En la segunda mitad de la década de los años noventa y con la inercia que a nivel federal había tomado la ciudadanización de los órganos electorales, en 1996 se creó el Instituto Electoral del Estado de México (IEEM). El proceso de ciudadanización implicó simple y llanamente que poco a poco el Poder Ejecutivo dejara de tener injerencia directa en la organización de las elecciones tanto a nivel federal como a nivel local y que la ciudadanía con conocimiento y experiencia electoral formara parte de toda la estructura de los órganos electorales.
No fue un proceso fácil el hecho de perder el control de la vía que se había encontrado para dirimir pacíficamente la disputa por el poder político, es decir, las elecciones. La nueva ley electoral determinó que el IEEM contaría con un órgano de dirección llamado Consejo General, electo por la Legislatura del Estado.
En ese primer Consejo de 1996, todavía el Ejecutivo tenía la facultad de mandar una terna a la Legislatura para elegir a la Presidencia, el Poder Legislativo también formaba parte del Consejo con cuatro integrantes, dos propuestos por la fracción mayoritaria, uno de la primera minoría y uno más de la segunda minoría; los consejeros electorales (ciudadanos) también eran electos por la Legislatura a partir de una lista que integraban los legisladores en la que cada fracción podía hacer hasta tres propuestas. Todas estas figuras tenían derecho a voz y voto. Los representantes de partido, el Director General y el Secretario General formaban parte del Consejo, pero únicamente con voz. Las dos últimas figuras eran electas por el Consejo General.
La reforma constitucional del 2 de octubre de 1998 modificó la integración del Consejo General y la forma de designación en las consejerías; los consejeros del Poder Legislativo dejaron de formar parte del Consejo; la Presidencia ya no fue a propuesta del Ejecutivo, ahora debía ser propuesta y electa por las fracciones legislativas al igual que las otras consejerías, el resto de sus integrantes se mantuvo sin cambios. Mención importante dentro de esta reforma fue la determinación de que el Consejo General, y no la Legislatura del Estado, sería quien calificara la elección del Poder Ejecutivo estatal.
Se trataba de dar certeza, confiabilidad e imparcialidad a la hechura y resultados de los procesos electorales, en un clima de paz, tolerancia y respeto.
Con la reforma federal del año 2014, se modificó el procedimiento de designación de las consejerías electorales; al recién creado Instituto Nacional Electoral (INE) se le otorgó la facultad de designarlas en todos los órganos electorales de los estados. La nueva disposición legal dio un cambio significativo en la forma de organizar elecciones, al centralizar algunas atribuciones y funciones de los órganos electorales de los estados, al órgano electoral nacional.

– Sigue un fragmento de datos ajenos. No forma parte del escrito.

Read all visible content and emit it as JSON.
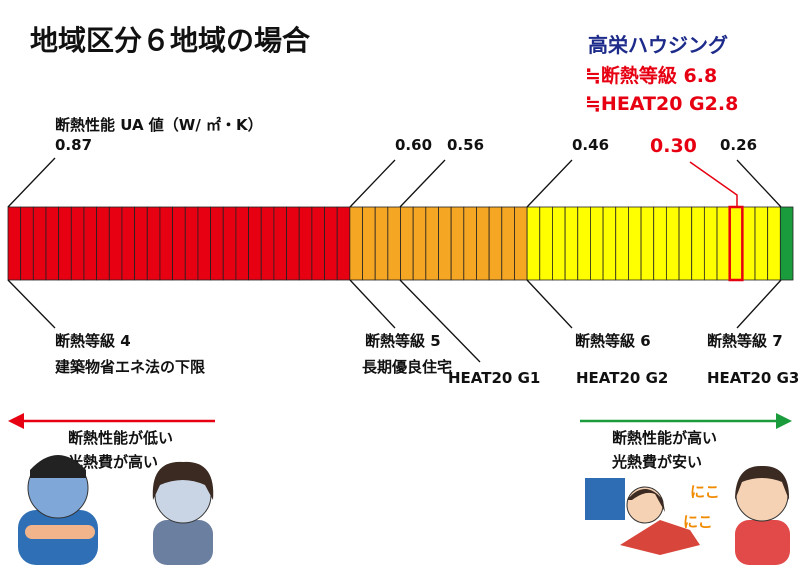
{
  "header": {
    "title": "地域区分６地域の場合"
  },
  "badge": {
    "company": "高栄ハウジング",
    "lines": [
      "≒断熱等級 6.8",
      "≒HEAT20 G2.8"
    ]
  },
  "scale": {
    "axis_label": "断熱性能 UA 値（W/ ㎡・K）",
    "values": [
      "0.87",
      "0.60",
      "0.56",
      "0.46",
      "0.30",
      "0.26"
    ]
  },
  "grades": [
    "断熱等級 4",
    "建築物省エネ法の下限",
    "断熱等級 5",
    "長期優良住宅",
    "HEAT20 G1",
    "断熱等級 6",
    "HEAT20 G2",
    "断熱等級 7",
    "HEAT20 G3"
  ],
  "left": {
    "lines": [
      "断熱性能が低い",
      "光熱費が高い"
    ]
  },
  "right": {
    "lines": [
      "断熱性能が高い",
      "光熱費が安い"
    ]
  },
  "illustration": {
    "smile": [
      "にこ",
      "にこ"
    ]
  }
}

La profesionalización y especialización que había adquirido la administración electoral a nivel federal y estatal, permitieron que a partir de entonces los procesos electorales en el país se organizaran de manera coordinada con el Instituto Nacional Electoral, de acuerdo a las nuevas reglas establecidas, pero respetando los ámbitos de competencia y sobre todo apegadas a los principios y valores institucionales.
La Historia electoral del Estado de México, registra en los últimos treinta años un total de 24 elecciones, de las cuales cinco han sido de gubernatura, diez de diputaciones y ayuntamientos, ocho extraordinarias (ayuntamientos) y una elección de personas juzgadoras. Esta última fue un gran reto que puso a prueba no únicamente la experiencia acumulada, sino la creatividad y el compromiso de los servidores electorales para atender y sacar adelante la compleja responsabilidad.

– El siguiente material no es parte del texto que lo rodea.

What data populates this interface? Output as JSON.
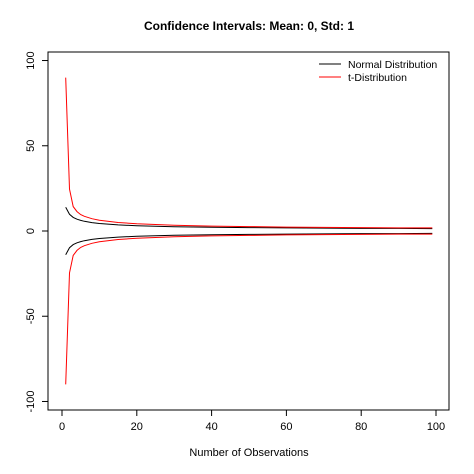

De cara al proceso electoral del año 2027, muy sano sería que la elección del Poder Judicial no se mezclara con las de los otros poderes a nivel federal y estatal y las de integrantes de ayuntamientos. Pero la Historia no se detiene; en cualquier escenario, los órganos electorales seguiremos cumpliendo con la función de organizar elecciones creíbles, confiables y pacíficas; y en nuestro registro, seguiremos acumulando un año más de trabajo institucional.